Software Engineering Institute | Carnegie Mellon University
Software Engineering Institute | Carnegie Mellon University

Edge Analytics: Mining Data Streams for Intelligence

Warfighters and emergency first responders frequently operate in environments where personnel are required to quickly comprehend and react to rapidly-changing situations. The Edge Analytics system offers near real-time situational awareness (seconds to minutes) by analyzing social media and other high-velocity sensor data streams to provide actionable intelligence, trends, and summaries.

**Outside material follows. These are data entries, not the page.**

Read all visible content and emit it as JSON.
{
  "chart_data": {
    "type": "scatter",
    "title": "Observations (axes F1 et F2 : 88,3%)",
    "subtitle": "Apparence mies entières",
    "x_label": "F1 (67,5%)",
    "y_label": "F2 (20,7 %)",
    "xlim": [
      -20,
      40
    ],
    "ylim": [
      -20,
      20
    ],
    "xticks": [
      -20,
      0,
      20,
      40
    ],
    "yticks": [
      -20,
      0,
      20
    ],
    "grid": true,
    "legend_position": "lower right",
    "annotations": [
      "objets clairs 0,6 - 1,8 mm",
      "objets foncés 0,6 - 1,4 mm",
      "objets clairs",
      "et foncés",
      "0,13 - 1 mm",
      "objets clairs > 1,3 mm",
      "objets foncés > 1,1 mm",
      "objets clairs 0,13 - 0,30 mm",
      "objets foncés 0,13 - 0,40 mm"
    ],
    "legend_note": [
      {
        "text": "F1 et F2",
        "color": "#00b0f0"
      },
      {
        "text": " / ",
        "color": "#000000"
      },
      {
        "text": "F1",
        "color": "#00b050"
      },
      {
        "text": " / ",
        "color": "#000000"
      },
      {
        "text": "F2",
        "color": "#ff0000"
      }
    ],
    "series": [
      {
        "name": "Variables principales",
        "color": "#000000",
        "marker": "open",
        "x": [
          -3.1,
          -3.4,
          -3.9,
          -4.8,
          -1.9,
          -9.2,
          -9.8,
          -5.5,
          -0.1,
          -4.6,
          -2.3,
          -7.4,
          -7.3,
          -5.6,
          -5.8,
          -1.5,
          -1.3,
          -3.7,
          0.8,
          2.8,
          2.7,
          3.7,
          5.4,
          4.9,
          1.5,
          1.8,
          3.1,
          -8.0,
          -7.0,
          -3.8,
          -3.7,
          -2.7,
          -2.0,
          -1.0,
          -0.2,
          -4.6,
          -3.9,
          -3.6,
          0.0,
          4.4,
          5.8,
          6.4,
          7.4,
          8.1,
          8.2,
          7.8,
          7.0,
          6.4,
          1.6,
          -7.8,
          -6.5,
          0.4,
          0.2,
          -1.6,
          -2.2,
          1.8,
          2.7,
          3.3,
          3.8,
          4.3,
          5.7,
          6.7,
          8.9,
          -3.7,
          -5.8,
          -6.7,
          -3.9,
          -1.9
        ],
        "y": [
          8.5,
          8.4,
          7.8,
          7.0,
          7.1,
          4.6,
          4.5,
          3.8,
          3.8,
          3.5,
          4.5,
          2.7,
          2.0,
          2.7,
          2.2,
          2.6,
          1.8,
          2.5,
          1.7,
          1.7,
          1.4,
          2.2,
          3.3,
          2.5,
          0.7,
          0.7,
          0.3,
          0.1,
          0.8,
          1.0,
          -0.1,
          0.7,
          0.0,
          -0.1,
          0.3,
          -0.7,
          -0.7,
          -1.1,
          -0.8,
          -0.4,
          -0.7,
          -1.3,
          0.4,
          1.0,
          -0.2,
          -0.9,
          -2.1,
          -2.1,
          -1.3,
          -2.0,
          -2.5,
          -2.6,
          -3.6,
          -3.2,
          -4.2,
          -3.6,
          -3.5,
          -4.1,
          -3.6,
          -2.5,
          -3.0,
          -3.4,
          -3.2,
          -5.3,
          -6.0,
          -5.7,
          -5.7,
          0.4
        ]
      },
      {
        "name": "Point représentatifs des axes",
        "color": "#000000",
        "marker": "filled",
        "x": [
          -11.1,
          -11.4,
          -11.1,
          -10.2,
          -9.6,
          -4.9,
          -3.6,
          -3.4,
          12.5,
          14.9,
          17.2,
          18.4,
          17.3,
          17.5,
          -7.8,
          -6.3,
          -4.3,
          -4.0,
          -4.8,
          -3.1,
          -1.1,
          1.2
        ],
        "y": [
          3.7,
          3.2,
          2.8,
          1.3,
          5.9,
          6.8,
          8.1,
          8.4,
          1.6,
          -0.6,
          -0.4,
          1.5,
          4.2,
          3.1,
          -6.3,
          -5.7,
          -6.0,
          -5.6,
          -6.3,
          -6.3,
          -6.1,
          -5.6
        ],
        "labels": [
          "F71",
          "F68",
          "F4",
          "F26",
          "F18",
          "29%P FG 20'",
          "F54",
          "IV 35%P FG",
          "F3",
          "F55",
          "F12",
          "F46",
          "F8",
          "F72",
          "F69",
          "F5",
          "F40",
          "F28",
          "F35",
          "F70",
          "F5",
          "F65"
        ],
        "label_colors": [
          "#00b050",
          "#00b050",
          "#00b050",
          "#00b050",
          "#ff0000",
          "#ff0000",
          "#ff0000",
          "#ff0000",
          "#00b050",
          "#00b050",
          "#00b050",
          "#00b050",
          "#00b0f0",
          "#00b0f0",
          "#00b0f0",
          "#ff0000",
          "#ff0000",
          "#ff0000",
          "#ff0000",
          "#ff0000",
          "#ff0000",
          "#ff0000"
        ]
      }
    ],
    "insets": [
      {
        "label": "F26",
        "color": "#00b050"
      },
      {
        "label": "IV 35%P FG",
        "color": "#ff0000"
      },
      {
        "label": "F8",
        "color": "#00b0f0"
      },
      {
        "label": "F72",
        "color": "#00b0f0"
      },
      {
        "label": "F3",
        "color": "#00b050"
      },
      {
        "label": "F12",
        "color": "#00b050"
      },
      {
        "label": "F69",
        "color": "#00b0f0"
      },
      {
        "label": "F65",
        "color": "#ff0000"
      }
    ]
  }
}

Our goal is to bring real-time analysis of data to tactical and emergency personnel by

  • applying approximation and other strategies that allow the system to meet near real-time requirements 
  • leveraging contextual clues from the local environment where they are operating 
  • providing controls (e.g., filters) that reduce resource consumption and data volumes, increase the accuracy of analysis, and tailor the output to situational needs

 The Edge Analytics System

  • performs macro trend analysis (sentiment, topic, entity and location) on data slices
  • analyzes social networks in real time to identify network structure and metrics 
  • supports interactive visualizations to allow operators to understand and digest high volumes of fast-moving data

Our research is dedicated to overcoming several challenges: large data volumes (e.g., 500 million tweets per day);time sensitivity –particularly in tactical or crisis environments;data veracity - establishing trust in data, and multi-sensor fusion –particularly open source with other forms of intelligence.